"Lo nggak waras?" tanyaku heran. Galaksi hanya tersenyum miring menatapku. Emosiku sudah di puncak ubun-ubun menghadapi tingkah kekanakannya, tapi dia selalu memasang wajah tanpa dosa.
"Serah lo. Kalau lo pergi bakal gue cium." Galaksi nyengir. Ia memasukan kotak pengaman tadi ke dalam saku celananya kemudian memandangku dengan senyum jahilnya.
"Lo sendiri bakal pergi hang out sama cewek lain, kenapa gue dikurung di rumah?” tanyaku dengan intonasi marah lantaran tak terima.
"Lo kan kerja sama gue. Jadi, ya, nurut aja."
"Jawaban lo nggak masuk akal, Galaksi!"
"Mas. Panggil aku Mas." Galaksi memajukan wajahnya, memamerkan senyum menjengkelkannya tepat di depan mataku. "Mas, jawaban kamu tuh nggak masuk akal, Sayang. Gitu, dong!" katanya dengan gaya bicara menyek-menyek. Aku menaikan sudut bibir lantaran heran. Kok bisa ya ada spesies manusia semacam ini?
"Dih, najis!" kataku, tapi dia malah ketawa.
"Lo mau pergi atau nggak?" tanyanya memastikan.
"Mau."
"Ya udah, berarti bakal gue cium."
"Serah lo!" Aku berlalu dari hadapannya, melangkahkan kaki dengan terburu-buru. Membawa segunung emosi yang bertumpuk di d**a. Cowok itu tetap diam di tempatnya. Kulirik Galaksi kembali, dan dia sedang memandangku dengan wajah lempengnya.
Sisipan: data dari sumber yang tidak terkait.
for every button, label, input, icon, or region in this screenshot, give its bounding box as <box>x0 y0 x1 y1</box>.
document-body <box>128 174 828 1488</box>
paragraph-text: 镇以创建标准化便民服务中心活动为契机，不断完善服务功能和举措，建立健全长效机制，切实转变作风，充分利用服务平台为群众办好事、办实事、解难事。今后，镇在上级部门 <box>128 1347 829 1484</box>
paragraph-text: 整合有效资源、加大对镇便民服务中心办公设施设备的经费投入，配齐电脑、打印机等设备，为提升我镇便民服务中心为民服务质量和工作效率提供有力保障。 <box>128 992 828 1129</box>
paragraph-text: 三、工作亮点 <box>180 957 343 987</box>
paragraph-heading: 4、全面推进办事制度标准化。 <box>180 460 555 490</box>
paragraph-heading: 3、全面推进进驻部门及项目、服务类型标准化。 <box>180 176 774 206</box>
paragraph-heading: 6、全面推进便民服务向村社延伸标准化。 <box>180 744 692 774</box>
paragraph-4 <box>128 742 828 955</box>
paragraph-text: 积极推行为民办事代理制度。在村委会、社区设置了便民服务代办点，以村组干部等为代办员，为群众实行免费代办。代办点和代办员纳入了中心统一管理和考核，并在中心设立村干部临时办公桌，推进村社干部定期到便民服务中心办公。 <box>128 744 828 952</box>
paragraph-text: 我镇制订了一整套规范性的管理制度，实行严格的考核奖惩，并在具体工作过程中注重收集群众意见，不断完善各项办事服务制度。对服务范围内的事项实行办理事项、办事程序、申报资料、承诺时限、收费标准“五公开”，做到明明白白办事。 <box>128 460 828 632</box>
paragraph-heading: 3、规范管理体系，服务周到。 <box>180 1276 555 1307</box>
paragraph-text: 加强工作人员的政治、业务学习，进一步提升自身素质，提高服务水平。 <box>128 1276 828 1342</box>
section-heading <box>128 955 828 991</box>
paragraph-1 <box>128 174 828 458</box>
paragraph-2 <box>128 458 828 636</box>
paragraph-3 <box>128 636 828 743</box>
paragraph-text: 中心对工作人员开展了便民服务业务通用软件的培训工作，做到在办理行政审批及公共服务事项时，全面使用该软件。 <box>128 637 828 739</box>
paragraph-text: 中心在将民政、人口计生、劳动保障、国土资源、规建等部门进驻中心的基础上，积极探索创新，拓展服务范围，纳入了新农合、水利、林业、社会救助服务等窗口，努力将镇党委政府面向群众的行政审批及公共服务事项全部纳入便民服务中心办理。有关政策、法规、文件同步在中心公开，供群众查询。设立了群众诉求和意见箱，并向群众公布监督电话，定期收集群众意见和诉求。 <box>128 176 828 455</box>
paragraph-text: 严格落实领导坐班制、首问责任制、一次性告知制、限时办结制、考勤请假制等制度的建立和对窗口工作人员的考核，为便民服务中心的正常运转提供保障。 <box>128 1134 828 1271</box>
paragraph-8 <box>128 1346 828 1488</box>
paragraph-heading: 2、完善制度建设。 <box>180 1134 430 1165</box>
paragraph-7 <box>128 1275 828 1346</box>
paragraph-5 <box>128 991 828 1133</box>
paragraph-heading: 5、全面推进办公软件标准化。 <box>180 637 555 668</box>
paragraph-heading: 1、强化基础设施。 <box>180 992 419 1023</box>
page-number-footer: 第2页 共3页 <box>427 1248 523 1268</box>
"Selamat bekerja, Damara!"
Mendengarnya membuatku memutar bola mata saking kesal.
“Serah lo!”
***
Aku mengenakan gaun putih gading di atas lutut, lantas bercermin ke kaca lemari. Kukira ini perpaduan yang pas untuk dipakai malam ini. Kali ini aku akan makan malam bareng Sita dan beberapa karyawan shift pagi lainnya. Berhubung aku masih kesal ke Galaksi, jadi aku memutuskan untuk keluar dan berpura-pura dinner romantis bareng Andra. Padahal Andra sama sekali tidak berkontribusi dalam konspirasi ini. Aku males minta bantuan ke Andra, soalnya masih sakit hati semenjak kejadian di bioskop tempo hari.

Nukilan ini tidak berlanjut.